REPUBLIKA.CO.ID, JAKARTA -- Pengamat politik dari Universitas Esa Unggul, Jamiluddin Ritonga, menilai Partai Golkar harus menyiapkan tokoh lain untuk diusung sebagai calon presiden (Capres) pada Pilpres 2024. Hal itu karena menurutnya elektabilitas Ketua Umum Golkar Airlangga Hartarto masih belum meyakinkan.
Berdasarkan survei dari Indikator Politik Indonesia, bahkan elektabilitas Airlangga masih dibawa mantan Bupati Purwakarta yang juga anggota anggota DPR dari fraksi Golkar Dedi Mulyadi. Berdasarkan survei tersebut, elektabilitas Dedi Mulyadi berada diangka 1 persen sementara Airlangga ada di 0,1 persen.
"Artinya kalau Airlangga dikalahkan elektabilitasnya oleh seorang Dedi itu menguatkan penilain saya, bahwa Airlangga ini tidak layak untuk dijual," kata pengamat politik Universitas Esa Unggul, Jamiluddin Ritonga, Selasa (11/1/2022).
Jamiluddin menilai, Airlangga tidak bisa memanfaatkan potensi yang dimilikinya.

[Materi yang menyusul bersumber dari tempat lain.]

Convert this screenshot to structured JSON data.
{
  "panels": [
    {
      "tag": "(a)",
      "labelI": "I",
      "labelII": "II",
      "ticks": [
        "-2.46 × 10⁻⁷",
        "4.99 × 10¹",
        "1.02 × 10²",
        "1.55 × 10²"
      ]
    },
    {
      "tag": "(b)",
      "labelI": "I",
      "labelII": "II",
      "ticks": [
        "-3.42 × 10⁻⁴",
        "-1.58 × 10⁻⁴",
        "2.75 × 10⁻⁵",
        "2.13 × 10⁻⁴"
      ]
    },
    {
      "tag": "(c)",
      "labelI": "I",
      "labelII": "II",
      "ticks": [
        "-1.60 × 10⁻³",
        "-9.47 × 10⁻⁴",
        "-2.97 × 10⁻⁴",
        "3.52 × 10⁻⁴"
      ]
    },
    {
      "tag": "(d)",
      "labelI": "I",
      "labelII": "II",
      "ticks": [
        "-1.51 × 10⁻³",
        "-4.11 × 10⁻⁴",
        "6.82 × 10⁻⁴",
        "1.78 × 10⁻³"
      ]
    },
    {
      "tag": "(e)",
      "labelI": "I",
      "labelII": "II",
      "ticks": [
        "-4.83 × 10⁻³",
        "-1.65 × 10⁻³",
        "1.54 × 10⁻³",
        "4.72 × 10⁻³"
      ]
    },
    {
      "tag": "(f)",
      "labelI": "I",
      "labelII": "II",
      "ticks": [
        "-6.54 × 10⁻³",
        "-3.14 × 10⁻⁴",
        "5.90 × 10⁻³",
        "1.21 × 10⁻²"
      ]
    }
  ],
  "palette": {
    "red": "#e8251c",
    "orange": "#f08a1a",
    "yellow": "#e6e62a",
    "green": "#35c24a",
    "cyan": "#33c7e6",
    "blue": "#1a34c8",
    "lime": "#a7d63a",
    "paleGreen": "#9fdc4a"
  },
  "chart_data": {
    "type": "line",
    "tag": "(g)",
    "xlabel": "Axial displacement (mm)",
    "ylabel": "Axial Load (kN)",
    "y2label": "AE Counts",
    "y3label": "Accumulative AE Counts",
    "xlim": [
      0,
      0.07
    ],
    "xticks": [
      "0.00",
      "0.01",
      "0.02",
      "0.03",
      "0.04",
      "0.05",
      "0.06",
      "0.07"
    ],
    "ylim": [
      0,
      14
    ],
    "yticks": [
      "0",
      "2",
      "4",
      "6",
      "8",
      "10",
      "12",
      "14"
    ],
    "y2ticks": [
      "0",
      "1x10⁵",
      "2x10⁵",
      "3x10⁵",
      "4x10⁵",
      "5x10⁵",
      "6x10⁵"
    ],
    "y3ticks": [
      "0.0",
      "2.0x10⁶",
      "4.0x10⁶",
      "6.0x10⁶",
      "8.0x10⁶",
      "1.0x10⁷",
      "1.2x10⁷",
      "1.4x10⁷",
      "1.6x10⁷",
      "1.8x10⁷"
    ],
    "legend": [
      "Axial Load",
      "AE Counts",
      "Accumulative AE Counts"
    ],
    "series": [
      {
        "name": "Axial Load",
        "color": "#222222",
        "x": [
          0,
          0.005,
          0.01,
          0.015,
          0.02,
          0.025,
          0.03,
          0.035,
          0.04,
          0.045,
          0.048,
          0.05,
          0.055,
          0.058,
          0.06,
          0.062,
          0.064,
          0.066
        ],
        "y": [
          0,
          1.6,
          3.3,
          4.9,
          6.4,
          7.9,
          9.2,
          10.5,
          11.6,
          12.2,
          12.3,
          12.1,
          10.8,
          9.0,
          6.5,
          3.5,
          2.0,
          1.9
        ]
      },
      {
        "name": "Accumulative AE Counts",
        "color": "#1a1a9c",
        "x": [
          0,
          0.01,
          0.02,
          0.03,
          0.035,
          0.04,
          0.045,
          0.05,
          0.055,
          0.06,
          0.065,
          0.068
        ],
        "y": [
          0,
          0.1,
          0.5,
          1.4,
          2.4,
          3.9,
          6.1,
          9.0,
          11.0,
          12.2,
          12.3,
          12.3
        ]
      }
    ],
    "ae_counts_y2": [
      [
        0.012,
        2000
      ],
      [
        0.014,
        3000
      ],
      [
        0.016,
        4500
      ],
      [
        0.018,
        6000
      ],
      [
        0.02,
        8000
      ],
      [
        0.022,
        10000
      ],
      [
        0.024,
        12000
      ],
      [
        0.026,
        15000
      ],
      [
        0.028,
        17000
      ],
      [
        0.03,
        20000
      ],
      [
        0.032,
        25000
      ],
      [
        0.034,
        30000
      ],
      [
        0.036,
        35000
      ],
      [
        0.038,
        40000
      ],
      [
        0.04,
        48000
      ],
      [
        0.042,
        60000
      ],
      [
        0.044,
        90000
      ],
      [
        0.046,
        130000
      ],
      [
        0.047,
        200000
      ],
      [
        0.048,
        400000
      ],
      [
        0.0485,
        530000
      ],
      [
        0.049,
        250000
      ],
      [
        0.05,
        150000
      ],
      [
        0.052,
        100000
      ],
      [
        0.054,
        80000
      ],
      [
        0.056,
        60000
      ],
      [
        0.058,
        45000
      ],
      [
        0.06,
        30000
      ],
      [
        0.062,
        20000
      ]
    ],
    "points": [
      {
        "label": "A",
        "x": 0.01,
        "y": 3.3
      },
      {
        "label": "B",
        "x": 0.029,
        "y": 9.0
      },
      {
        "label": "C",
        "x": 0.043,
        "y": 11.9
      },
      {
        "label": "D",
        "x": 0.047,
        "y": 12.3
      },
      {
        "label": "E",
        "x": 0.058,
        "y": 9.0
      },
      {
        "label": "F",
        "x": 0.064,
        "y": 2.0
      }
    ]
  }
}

Padahal, selain saat ini menjadi Ketua Umum Golkar, Airlangga pernah menjadi anggota DPR, Menteri Perindustrian kemudian Menteri Koordinator Bidang Perekonomian hingga saat ini.
"Selain itu, dia juga gencar memasang billboard di kota-kota besar juga dia rajin mengunjungi tokoh-tokoh agama. Nah, bahkan dia juga sudah punya relawan. Apalagi, dia berkuasa pada Satgas Covid-19, yang namanya setiap hari muncul di media. Artinya, kalau memang dia mempunyai nilai jual, pasti elektabilitasnya sudah meroket," jelasnya.
Menurut Jamiluddin, kegagalan Airlangga mengoptimalkan potensinya tersebut imbas dari caranya membangun pencitraan (branding) yang cenderung formal bak pejabat Orde Baru. Padahal, cara ini sudah tak dilirik publik dan tidak sesuai perkembangan zaman.
"Harusnya sebagai seorang pemimpin, dia itu harus menyesuaikan sesuai eranya. Era sekarang menginginkan pemimpin-pemimpin yang lebih cenderung informal, yang lebih dekat dengan publik. Jadi, dia tidak memasang jarak dengan masyarakat dan dia duduk santai duduk lesehan dengan masyarakat. Nah, hal-hal seperti itu tidak tergambar pada sosok Airlangga," tuturnya.
Dirinya menilai, elite Golkar juga cenderung memaksakan Airlangga untuk maju sebagai capres. Baginya, mestinya sudah mencari alternatif lain mengingat Airlangga tidak layak untuk diperjuangkan.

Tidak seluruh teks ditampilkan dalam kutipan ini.